Маруся не разбиралась в немецких чинах, однако по тому, как вытянулся Фридрих, мгновенно утратив снисходительный и самодовольный тон завоевателя, по тому, как засуетился отец, поняла, что приехало большое начальство. Она стыдилась отца, который послушно твердил:
— Да, господин штандартенфюрер. Понимаю, господин штандартенфюрер. Слушаюсь, господин штандартенфюрер.
Остальные офицеры — двое тощих и один поплотнее, — были проще и, наверное, пониже чином. Маруся к ним не приглядывалась. Лысый что-то сказал по-немецки. Тот, что поплотнее, отстегнул планшет с картой и, плохо выговаривая русские слова, начал терпеливо объяснять отцу:
— Их штаб есть на Аспорт. Надо ходить маленьким дорогам, делать эти… клещи. Эйнзатцгруппа — это есть карательный отряд, ждет Алушта. Надо, как это, сейчас ехать, быстро ехать, скоро ехать!
— Спросите его, знает ли он окольные тропы к Аспорту, — сказал вдруг лысый на чистейшем русском языке.
— Конечно, господин штандартенфюрер! — отец наклонился над картой. — Тут проходит одна… а вот и другая. Я эти места…

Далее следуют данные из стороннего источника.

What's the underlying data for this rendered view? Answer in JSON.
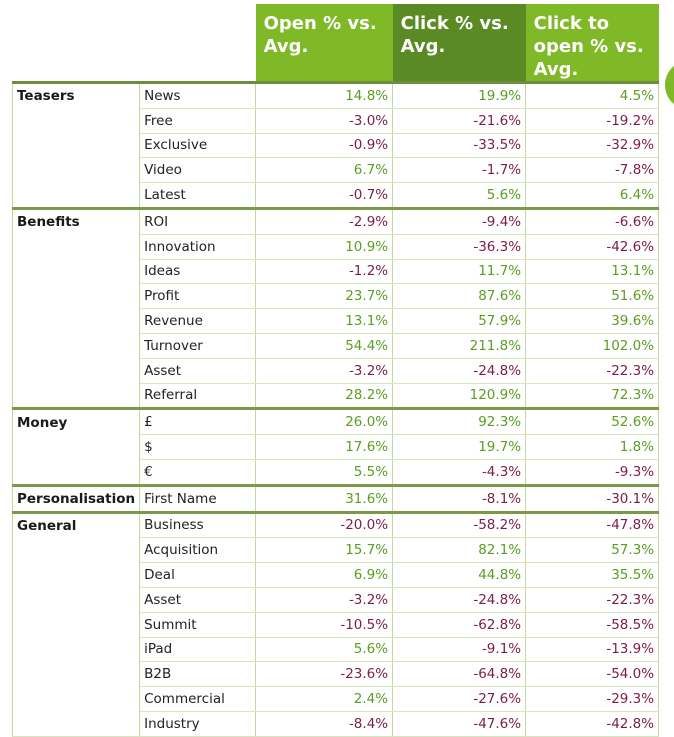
{
  "columns": {
    "headers": [
      "Open % vs. Avg.",
      "Click % vs. Avg.",
      "Click to open % vs. Avg."
    ]
  },
  "colors": {
    "header_open": "#7fb928",
    "header_click": "#5a8a24",
    "header_cto": "#7fb928",
    "positive": "#5a9e22",
    "negative": "#7c1d48"
  },
  "groups": [
    {
      "category": "Teasers",
      "rows": [
        {
          "keyword": "News",
          "open": "14.8%",
          "click": "19.9%",
          "cto": "4.5%"
        },
        {
          "keyword": "Free",
          "open": "-3.0%",
          "click": "-21.6%",
          "cto": "-19.2%"
        },
        {
          "keyword": "Exclusive",
          "open": "-0.9%",
          "click": "-33.5%",
          "cto": "-32.9%"
        },
        {
          "keyword": "Video",
          "open": "6.7%",
          "click": "-1.7%",
          "cto": "-7.8%"
        },
        {
          "keyword": "Latest",
          "open": "-0.7%",
          "click": "5.6%",
          "cto": "6.4%"
        }
      ]
    },
    {
      "category": "Benefits",
      "rows": [
        {
          "keyword": "ROI",
          "open": "-2.9%",
          "click": "-9.4%",
          "cto": "-6.6%"
        },
        {
          "keyword": "Innovation",
          "open": "10.9%",
          "click": "-36.3%",
          "cto": "-42.6%"
        },
        {
          "keyword": "Ideas",
          "open": "-1.2%",
          "click": "11.7%",
          "cto": "13.1%"
        },
        {
          "keyword": "Profit",
          "open": "23.7%",
          "click": "87.6%",
          "cto": "51.6%"
        },
        {
          "keyword": "Revenue",
          "open": "13.1%",
          "click": "57.9%",
          "cto": "39.6%"
        },
        {
          "keyword": "Turnover",
          "open": "54.4%",
          "click": "211.8%",
          "cto": "102.0%"
        },
        {
          "keyword": "Asset",
          "open": "-3.2%",
          "click": "-24.8%",
          "cto": "-22.3%"
        },
        {
          "keyword": "Referral",
          "open": "28.2%",
          "click": "120.9%",
          "cto": "72.3%"
        }
      ]
    },
    {
      "category": "Money",
      "rows": [
        {
          "keyword": "£",
          "open": "26.0%",
          "click": "92.3%",
          "cto": "52.6%"
        },
        {
          "keyword": "$",
          "open": "17.6%",
          "click": "19.7%",
          "cto": "1.8%"
        },
        {
          "keyword": "€",
          "open": "5.5%",
          "click": "-4.3%",
          "cto": "-9.3%"
        }
      ]
    },
    {
      "category": "Personalisation",
      "rows": [
        {
          "keyword": "First Name",
          "open": "31.6%",
          "click": "-8.1%",
          "cto": "-30.1%"
        }
      ]
    },
    {
      "category": "General",
      "rows": [
        {
          "keyword": "Business",
          "open": "-20.0%",
          "click": "-58.2%",
          "cto": "-47.8%"
        },
        {
          "keyword": "Acquisition",
          "open": "15.7%",
          "click": "82.1%",
          "cto": "57.3%"
        },
        {
          "keyword": "Deal",
          "open": "6.9%",
          "click": "44.8%",
          "cto": "35.5%"
        },
        {
          "keyword": "Asset",
          "open": "-3.2%",
          "click": "-24.8%",
          "cto": "-22.3%"
        },
        {
          "keyword": "Summit",
          "open": "-10.5%",
          "click": "-62.8%",
          "cto": "-58.5%"
        },
        {
          "keyword": "iPad",
          "open": "5.6%",
          "click": "-9.1%",
          "cto": "-13.9%"
        },
        {
          "keyword": "B2B",
          "open": "-23.6%",
          "click": "-64.8%",
          "cto": "-54.0%"
        },
        {
          "keyword": "Commercial",
          "open": "2.4%",
          "click": "-27.6%",
          "cto": "-29.3%"
        },
        {
          "keyword": "Industry",
          "open": "-8.4%",
          "click": "-47.6%",
          "cto": "-42.8%"
        }
      ]
    }
  ]
}
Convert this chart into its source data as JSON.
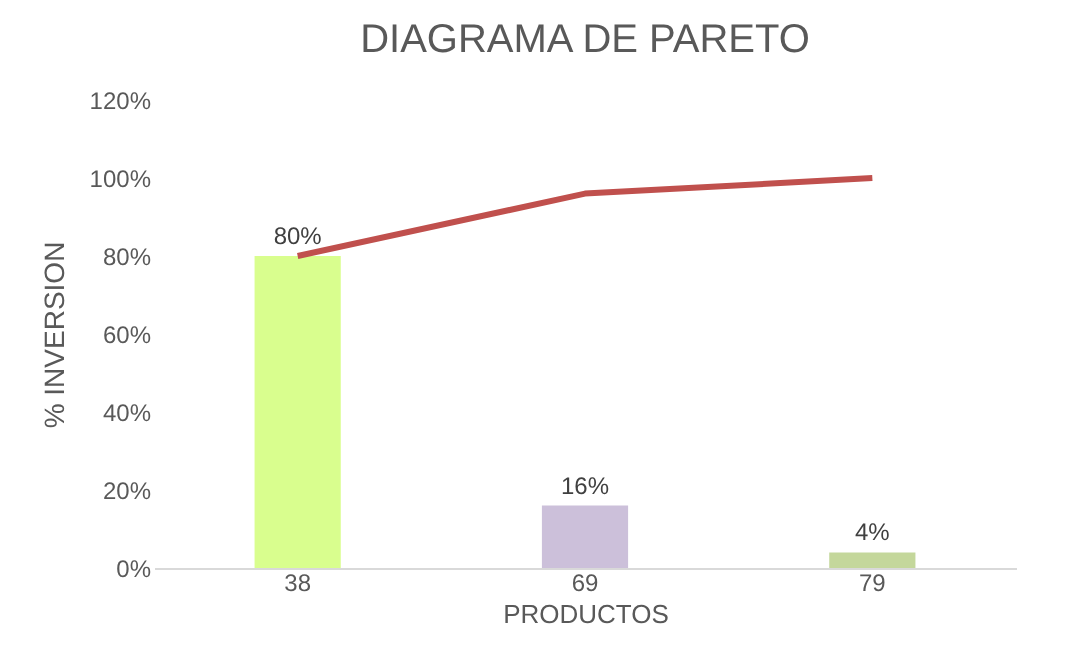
{
  "chart_data": {
    "type": "bar",
    "title": "DIAGRAMA DE PARETO",
    "xlabel": "PRODUCTOS",
    "ylabel": "% INVERSION",
    "categories": [
      "38",
      "69",
      "79"
    ],
    "series": [
      {
        "colors": [
          "#d9fe8e",
          "#ccc0da",
          "#c4d79b"
        ],
        "values": [
          80,
          16,
          4
        ],
        "value_labels": [
          "80%",
          "16%",
          "4%"
        ]
      },
      {
        "type": "line",
        "color": "#c0504d",
        "values": [
          80,
          96,
          100
        ],
        "marker": "none"
      }
    ],
    "ylim": [
      0,
      120
    ],
    "yticks": [
      {
        "value": 0,
        "label": "0%"
      },
      {
        "value": 20,
        "label": "20%"
      },
      {
        "value": 40,
        "label": "40%"
      },
      {
        "value": 60,
        "label": "60%"
      },
      {
        "value": 80,
        "label": "80%"
      },
      {
        "value": 100,
        "label": "100%"
      },
      {
        "value": 120,
        "label": "120%"
      }
    ],
    "grid": false
  }
}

— Тогда одевайся, — перебил его лысый.
Маруся тоже хорошо знала эти места. Помнила каждый поворот глухих тропок, по которым ходила только она да олени. И еще отец…
Отец… Она знала, что он предатель, жила у него, ела его хлеб, но не смирилась, потому что смириться с этим было нельзя. А то, что он собирался сделать сейчас, казалось ей чудовищным святотатством. И она почувствовала, что лучше умрет, чем даст отцу повести этого лысого зверя тропинками доверчивых оленей к лагерю партизан. В тех местах у нее была любимая скала, и ей нравилось, стоя на самой вершине, подставлять ветру разгоряченные щеки. Внизу блестел купол монастыря, напоминая какую-то старинную волшебную сказку…
Теперь этот лысый прикажет поставить на ее скалу пулемет, может быть, пушку, и…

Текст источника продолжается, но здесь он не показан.